The research, based on a survey of more than 6000 people in 20 countries, shows that 17% of US consumers now regularly use their smartphones to pay, up from six per cent in 2014. In Europe, the Spanish are the most active users of mobile wallets, with 25% using them regularly, followed by the Italians (24%) and Swedes (23%), compared to just 14% of Brits.
However, it is in less economically developed countries, where traditional card infrastructures are being leapfrogged, where the technology has really taken off. In India, 56% of consumers say they pay with a smartphone regularly, with Thailand and Indonesia reporting similar numbers.
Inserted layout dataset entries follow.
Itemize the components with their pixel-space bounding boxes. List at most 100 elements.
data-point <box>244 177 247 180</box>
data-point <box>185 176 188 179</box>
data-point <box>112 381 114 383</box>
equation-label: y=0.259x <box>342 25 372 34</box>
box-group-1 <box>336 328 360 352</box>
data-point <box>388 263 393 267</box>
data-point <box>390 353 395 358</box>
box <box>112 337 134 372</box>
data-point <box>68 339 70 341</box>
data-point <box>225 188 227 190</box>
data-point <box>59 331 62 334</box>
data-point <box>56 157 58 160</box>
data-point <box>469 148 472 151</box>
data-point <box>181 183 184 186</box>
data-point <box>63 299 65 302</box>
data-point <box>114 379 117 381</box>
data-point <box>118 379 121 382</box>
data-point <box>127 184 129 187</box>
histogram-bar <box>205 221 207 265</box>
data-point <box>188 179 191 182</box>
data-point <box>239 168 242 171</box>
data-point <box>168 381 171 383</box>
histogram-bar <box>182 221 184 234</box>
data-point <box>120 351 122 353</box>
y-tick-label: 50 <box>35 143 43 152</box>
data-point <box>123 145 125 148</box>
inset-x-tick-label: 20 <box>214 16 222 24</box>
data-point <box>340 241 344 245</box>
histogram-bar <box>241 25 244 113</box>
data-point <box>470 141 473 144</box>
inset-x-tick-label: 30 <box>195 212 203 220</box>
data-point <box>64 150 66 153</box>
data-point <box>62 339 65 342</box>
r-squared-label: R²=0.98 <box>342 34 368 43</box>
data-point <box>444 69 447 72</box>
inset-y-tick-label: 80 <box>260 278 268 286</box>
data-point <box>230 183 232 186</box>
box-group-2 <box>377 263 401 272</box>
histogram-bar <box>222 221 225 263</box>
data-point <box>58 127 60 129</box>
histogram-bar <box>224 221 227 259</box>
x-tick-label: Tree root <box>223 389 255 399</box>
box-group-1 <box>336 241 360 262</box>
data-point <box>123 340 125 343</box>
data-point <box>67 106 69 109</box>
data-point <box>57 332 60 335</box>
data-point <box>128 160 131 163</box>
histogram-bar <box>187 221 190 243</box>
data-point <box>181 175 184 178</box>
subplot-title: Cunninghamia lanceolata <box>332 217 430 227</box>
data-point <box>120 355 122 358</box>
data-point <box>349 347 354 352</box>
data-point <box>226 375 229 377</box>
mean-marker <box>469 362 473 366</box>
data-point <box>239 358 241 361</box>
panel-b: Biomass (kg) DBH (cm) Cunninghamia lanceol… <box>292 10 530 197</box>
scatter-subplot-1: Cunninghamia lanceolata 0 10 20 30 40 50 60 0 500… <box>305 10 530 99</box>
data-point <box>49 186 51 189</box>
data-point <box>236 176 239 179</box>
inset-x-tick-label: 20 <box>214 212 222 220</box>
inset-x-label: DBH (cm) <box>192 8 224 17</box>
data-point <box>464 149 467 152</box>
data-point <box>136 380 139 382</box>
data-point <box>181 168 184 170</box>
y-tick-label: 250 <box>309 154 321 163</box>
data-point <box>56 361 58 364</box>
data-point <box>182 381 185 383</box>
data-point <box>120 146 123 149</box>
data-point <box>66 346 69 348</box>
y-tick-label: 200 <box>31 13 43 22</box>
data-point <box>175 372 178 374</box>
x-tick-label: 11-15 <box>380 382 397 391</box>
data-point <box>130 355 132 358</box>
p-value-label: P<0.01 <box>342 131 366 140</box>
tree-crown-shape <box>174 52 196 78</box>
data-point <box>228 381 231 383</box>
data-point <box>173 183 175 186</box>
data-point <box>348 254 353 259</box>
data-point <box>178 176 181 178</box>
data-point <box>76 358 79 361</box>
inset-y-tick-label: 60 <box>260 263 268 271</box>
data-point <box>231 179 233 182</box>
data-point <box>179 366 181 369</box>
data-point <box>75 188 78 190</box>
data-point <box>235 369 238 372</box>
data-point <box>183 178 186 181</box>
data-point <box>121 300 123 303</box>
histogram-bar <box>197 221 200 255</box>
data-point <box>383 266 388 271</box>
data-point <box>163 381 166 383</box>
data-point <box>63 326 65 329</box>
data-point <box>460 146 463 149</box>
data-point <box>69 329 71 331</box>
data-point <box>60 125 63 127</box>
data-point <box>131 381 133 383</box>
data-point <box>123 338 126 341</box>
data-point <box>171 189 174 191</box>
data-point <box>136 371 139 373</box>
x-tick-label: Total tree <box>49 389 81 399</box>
Meanwhile, in the UK, 37% of respondents say they trust their bank to protect their personal information when paying via smartphone; in France, 40%; and in Holland, 28%. Compared to previous years, confidence rates regarding mobile wallet security have dropped in some countries, a sentiment that may be influenced by increasing reports of new mobile wallet fraud and scams.
"Mobile wallets really started to grow in popularity after the launch of Apple Pay almost three years ago," says Lu Zurawski, practice lead, retail banking and consumer payments, ACI. "What we are seeing is a tipping point regarding adoption, which can be attributed to consumers worldwide now almost exclusively using payment-enabled devices, as older models have cycled out, with a few exceptions."